Russia has begun an invasion of Ukraine. What seemed impossible — “Do the Russians want war? But of course not, never” — has happened. A person who is ready to turn Russian boys into unknown soldiers, and in the absence of aggression against Russia cynically appeals to the memory of World War II, is using it as a historical shield to defend himself.
Putin is an armchair expert with the powers of the president of a nuclear power. And by the way, it was largely because Ukraine turned its nuclear weapons over to Russia that Crimea remained in Ukraine in the early 1990s. For this armchair expert it is insufficient to rule in his own country, where he has completely suppressed the opposition and civil society, he needs the whole world.
For the moment, this world does not live according to his rules, but now there will be an operation to enforce life according to these rules without rules. As Putin has put it, the “Soviet totalitarian regime” incorrectly divided the territory of the empire, limiting the rights of ethnic Russians, and now the time has come to redistribute the territory of the empire — already a former empire — anew.
An “escalation on the border,” a provocation organized by the Kremlin itself, is being used as a pretext for the invasion. That old Stalinist recipe. As in the case of Finland in 1939, the most important task of a military campaign, a minimally rational goal, is absent.
In Putin’s speech there is a motif with historical resonance from that year of 1939, when in September Western Ukraine and Western Belorussia were annexed and Poland dismembered.
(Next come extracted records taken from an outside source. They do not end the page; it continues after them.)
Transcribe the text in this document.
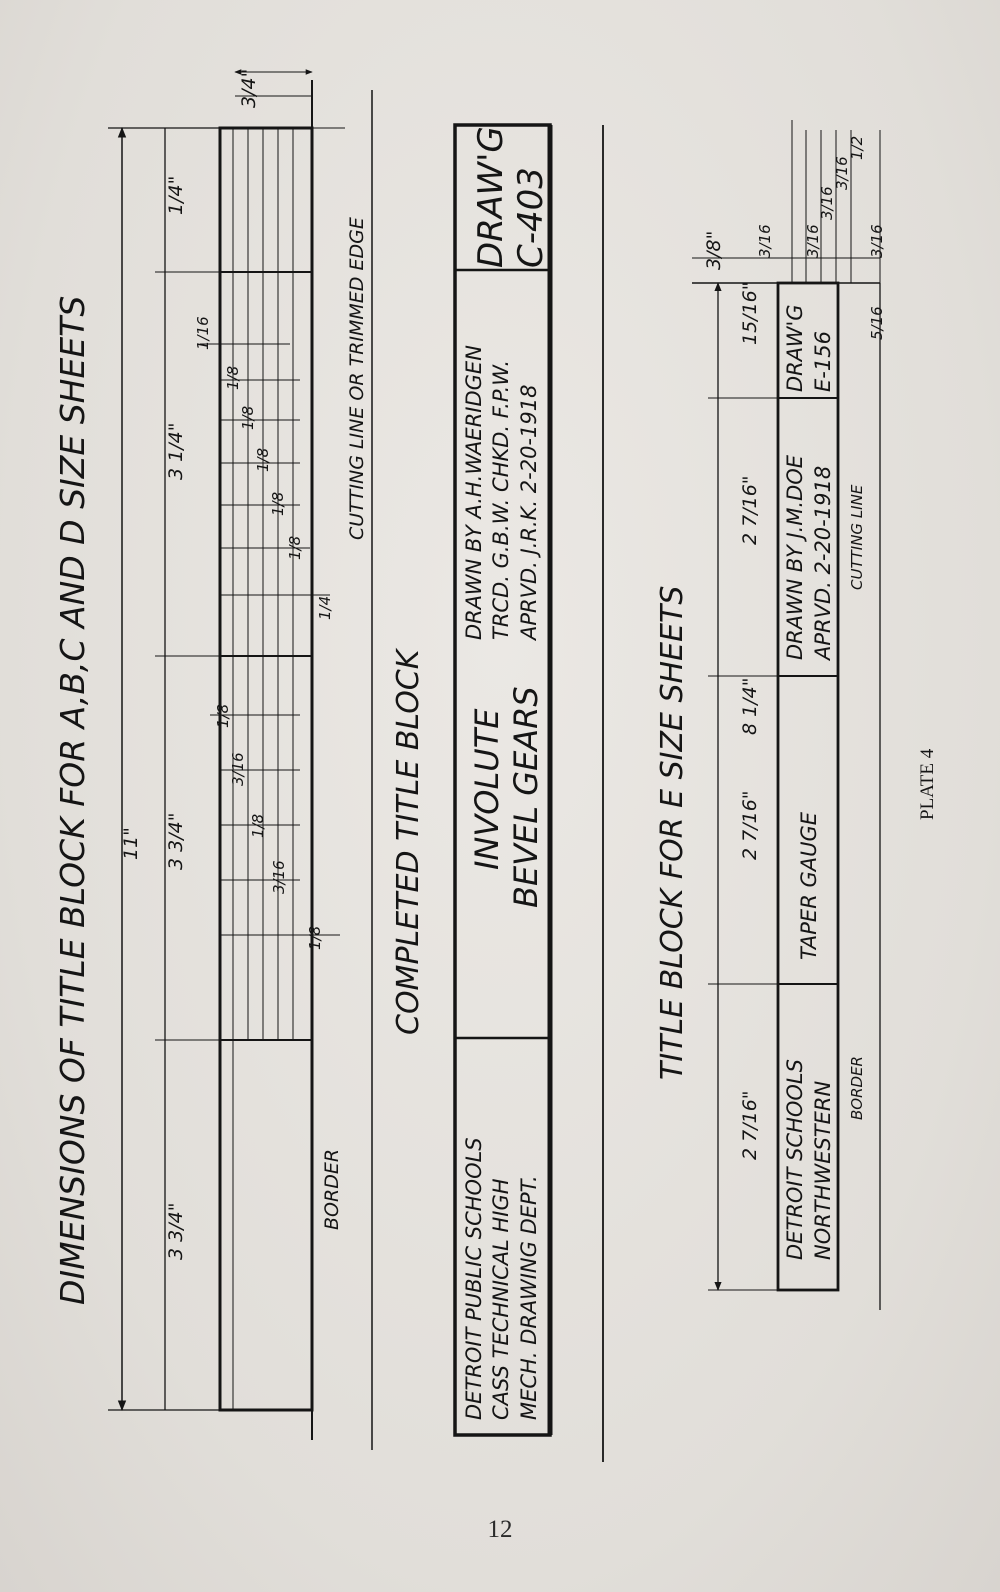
DIMENSIONS OF TITLE BLOCK FOR A,B,C AND D SIZE SHEETS 11"
1/4"
3 1/4"
3 3/4"
3 3/4"
1/16
1/8
1/8
1/8
1/8
1/8
1/4
1/8
3/16
1/8
3/16
1/8
3/4"
BORDER
CUTTING LINE OR TRIMMED EDGE
COMPLETED TITLE BLOCK
DETROIT PUBLIC SCHOOLS CASS TECHNICAL HIGH MECH. DRAWING DEPT.
INVOLUTE BEVEL GEARS
DRAWN BY A.H.WAERIDGEN TRCD. G.B.W. CHKD. F.P.W. APRVD. J.R.K. 2-20-1918
DRAW'G C-403
TITLE BLOCK FOR E SIZE SHEETS
2 7/16"
2 7/16"
8 1/4"
2 7/16"
15/16"
3/8" 3/16 3/16
3/16
3/16
1/2
3/16
5/16
DETROIT SCHOOLS NORTHWESTERN BORDER
TAPER GAUGE
DRAWN BY J.M.DOE APRVD. 2-20-1918 CUTTING LINE
DRAW'G E-156
PLATE 4
12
This is the concept of the “liberation” of fraternal peoples from a hostile government, in Putin’s words, “the protection of people.” In the case of 2022, external force will determine for the people, who chose a president for themselves in free elections, what kind of leadership they should have.
The “demilitarization” and “denazification” of Ukraine — this is that very same Stalinist motif of “liberation,” the representation of the legally elected authorities of a foreign country as enemies of its own people, in Putin’s words, a “junta.” And referring to the UN Charter and international law in this situation looks, to put it delicately, completely inappropriate.
“Strength and readiness to fight are the foundation of independence and sovereignty” – this really is something amazing. Putin has simply transformed the idea of sovereignty into a fetish, a justification for war. This amounts to extremely archaic thinking from the first half of the 20th century.
The cynical cloaking of aggression with the memory of the Great Patriotic War (World War II) is also a predictable tactic. While preparing for the invasion, Putin placed wreaths at the tomb of the Unknown Soldier.
A person who is ready to turn Russian boys into unknown soldiers, moreover in the absence of any aggression toward Russia, calls upon the memory of that great war, using it as a historical shield to defend himself. And he covers himself with a human shield, consisting of those who should have lived and not died, worked peacefully, and not fought. For Putin, the people of Russia are a cartridge, disposable material to diminish the imperial phantom pains that torment him.
None of those who surround Putin could stop the war, or even in some way influence this catastrophic decision by the president. His war cabinet only assented amid stammers. The “Politburo,” sitting at a respectful distance from the president, was presented to the world and has now been “anointed” with overall responsibility for the war.
Since the suppression of protests in early 2021, there are no figures left in the Russian government who are capable of contradicting Putin. The final brick has been set in place in the house of autocracy.
What has taken place is far more serious in its political, moral and psychological consequences than the operation in Georgia in 2008, the Crimean campaign and even the war in the Donbass in 2014-2015.
Of course, average Russians, “lazy militarists” watching the war on television or on the screens of their computers and listening to the history lectures of the commander-in-chief, have not yet realized this.
The realization will come later.
And perhaps they will even sober up.